Les projecteurs sont braqués sur la Bretagne, écotaxe et agroalimentaire sont-ils indisocciables ? Il ne s'agit pas de se raccrocher... Mais l'ensemble du système se tient. Un grand nombre d'agriculteurs et de salariés ont fait confiance au système. Et tout s'effondre. Aujourd'hui, on parle de Gad. Mais cela va se reproduire dans d'autres entreprises. Notre retard de compétitivité par rapport à l'Allemagne, la Belgique et la Hollande est d'environ 14 % dans l'agroalimentaire ! Cela résulte du prix de la main d'oeuvre et d'un manque d'investissement. Nous n'avons jamais pu garder les marges d'autofinancement qu'il aurait fallu pour moderniser. Prenez nos poulaillers, par exemple, ils ont une moyenne d'âge de 25 ans alors qu'ils étaient prévus pour 15 ans... Imaginez ce que peut-être leur isolation thermique... La France recule aussi vite que les autres avancent. Quand eux gagnent 1 %, nous perdons 1 %. Ils peuvent déverser chez nous tous leurs excédents de production. La France va tomber dans une dépendance alimentaire. Nous importons déjà 50 % de nos poulets.

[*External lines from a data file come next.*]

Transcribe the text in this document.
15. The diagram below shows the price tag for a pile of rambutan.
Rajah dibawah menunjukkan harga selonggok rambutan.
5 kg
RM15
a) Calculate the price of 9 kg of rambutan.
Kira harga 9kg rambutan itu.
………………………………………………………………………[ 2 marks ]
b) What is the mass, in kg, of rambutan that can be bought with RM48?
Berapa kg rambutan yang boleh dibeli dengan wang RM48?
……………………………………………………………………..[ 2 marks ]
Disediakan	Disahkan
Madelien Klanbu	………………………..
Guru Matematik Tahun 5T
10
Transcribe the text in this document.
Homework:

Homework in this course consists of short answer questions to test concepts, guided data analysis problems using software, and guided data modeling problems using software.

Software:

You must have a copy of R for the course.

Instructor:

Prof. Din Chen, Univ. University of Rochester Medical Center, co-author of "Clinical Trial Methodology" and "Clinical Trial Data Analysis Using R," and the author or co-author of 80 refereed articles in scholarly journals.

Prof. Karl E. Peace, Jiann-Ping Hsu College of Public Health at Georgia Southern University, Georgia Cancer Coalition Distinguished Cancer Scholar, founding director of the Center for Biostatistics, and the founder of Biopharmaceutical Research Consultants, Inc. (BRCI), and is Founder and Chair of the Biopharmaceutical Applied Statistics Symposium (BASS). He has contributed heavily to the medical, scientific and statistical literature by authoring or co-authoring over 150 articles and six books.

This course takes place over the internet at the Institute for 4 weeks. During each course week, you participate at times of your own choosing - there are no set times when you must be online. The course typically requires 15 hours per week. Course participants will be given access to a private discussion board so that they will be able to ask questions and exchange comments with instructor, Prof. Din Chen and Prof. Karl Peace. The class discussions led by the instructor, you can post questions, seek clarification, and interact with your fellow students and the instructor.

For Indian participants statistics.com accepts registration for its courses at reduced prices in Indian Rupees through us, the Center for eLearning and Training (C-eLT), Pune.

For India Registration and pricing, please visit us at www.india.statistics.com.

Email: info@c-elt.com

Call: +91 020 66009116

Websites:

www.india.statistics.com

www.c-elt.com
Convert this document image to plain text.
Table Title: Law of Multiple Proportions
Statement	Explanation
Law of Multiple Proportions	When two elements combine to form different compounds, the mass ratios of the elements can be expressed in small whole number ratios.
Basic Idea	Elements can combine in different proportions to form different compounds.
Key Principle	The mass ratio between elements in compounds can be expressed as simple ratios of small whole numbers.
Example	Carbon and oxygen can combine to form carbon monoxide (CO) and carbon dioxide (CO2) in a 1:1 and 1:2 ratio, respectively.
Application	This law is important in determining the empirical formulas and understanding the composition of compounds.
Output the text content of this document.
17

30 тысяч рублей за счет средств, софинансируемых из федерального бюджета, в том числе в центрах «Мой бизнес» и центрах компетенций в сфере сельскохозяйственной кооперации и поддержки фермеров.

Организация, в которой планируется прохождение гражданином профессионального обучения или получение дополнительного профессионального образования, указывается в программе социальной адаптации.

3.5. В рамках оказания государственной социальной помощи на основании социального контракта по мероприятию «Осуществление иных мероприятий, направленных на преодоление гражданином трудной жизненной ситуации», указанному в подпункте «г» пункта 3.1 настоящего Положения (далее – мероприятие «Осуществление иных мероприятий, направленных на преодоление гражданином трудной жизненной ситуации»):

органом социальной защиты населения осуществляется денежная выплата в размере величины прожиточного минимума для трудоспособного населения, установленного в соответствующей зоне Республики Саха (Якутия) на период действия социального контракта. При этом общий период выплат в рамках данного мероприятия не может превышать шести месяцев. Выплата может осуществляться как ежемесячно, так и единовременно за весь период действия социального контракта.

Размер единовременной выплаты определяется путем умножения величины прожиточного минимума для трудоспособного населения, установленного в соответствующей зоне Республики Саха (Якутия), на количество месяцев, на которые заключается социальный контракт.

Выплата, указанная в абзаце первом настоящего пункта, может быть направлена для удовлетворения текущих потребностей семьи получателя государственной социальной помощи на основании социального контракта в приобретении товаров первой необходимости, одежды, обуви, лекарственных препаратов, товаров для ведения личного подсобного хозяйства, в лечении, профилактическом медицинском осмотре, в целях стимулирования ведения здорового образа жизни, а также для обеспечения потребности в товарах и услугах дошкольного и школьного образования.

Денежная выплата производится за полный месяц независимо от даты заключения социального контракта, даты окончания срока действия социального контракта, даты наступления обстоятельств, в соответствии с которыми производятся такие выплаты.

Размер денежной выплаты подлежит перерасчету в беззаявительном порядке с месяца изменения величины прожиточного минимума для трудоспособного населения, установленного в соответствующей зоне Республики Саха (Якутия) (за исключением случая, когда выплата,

Comment s'opère la pression de la grande distribution ?

Les grands distributeurs ne nous demandent pas de baisser les prix tout de suite. Mais ils nous rappellent notre différentiel de compétitivité de 14 % par rapport aux Allemands, et soulignent qu'il s'accroît de 2 % par an. Ils nous interrogent sur notre avenir dans cinq ans... en nous demandant des garanties sur notre compétitivité. Ils préfèrent commencer à se retirer progressivement et sans faire de bruit... Mais ça nos dirigeants ne peuvent pas le comprendre. Ils sont dans un autre monde !
Que faut-il faire alors ?
Il faudrait faire de la Bretagne une sorte de zone franche agroalimentaire. Depuis 30 ans, la France refuse son adaptation au monde. Aujourd'hui, nous avons un saut de 30 % de compétitivité à réaliser ! Combien d'entreprises en sont capables ? Une refondation est nécessaire. Ce ne sont pas des mesurettes, des rabais sur tel ou tel écotaxe qui vont changer la situation...
En quoi la Bretagne serait-elle plus légitime qu'une autre région à devenir zone franche ?
La Bretagne est un cas particulier... C'est elle qui fabrique le plus de produits élaborés en France, voire en Europe. La France aurait dû prendre la Bretagne comme terrain d'expérimentation. Mais jamais nos dirigeants n'ont accepté de différences... Or la France, pour s'en tirer dans la compétition mondiale, doit valoriser les talents des régions. On ne peut pas appliquer une règle uniforme aux Bretons et aux Corses ! L'économie souterraine en France est de l'ordre de 15 %. En Bretagne, elle se situe à 3 %. Cela veut dire que son retard à tricher lui vaut 10 % d'impôts supplémentaires ! Et donc quand la fiscalité monte, la région boit la tasse bien avant les autres ! Ou les Bretons trichent sur leurs valeurs et mettent du cheval dans les lasagnes ou ils affrontent le système. Et nous, nous préférons affronter le système !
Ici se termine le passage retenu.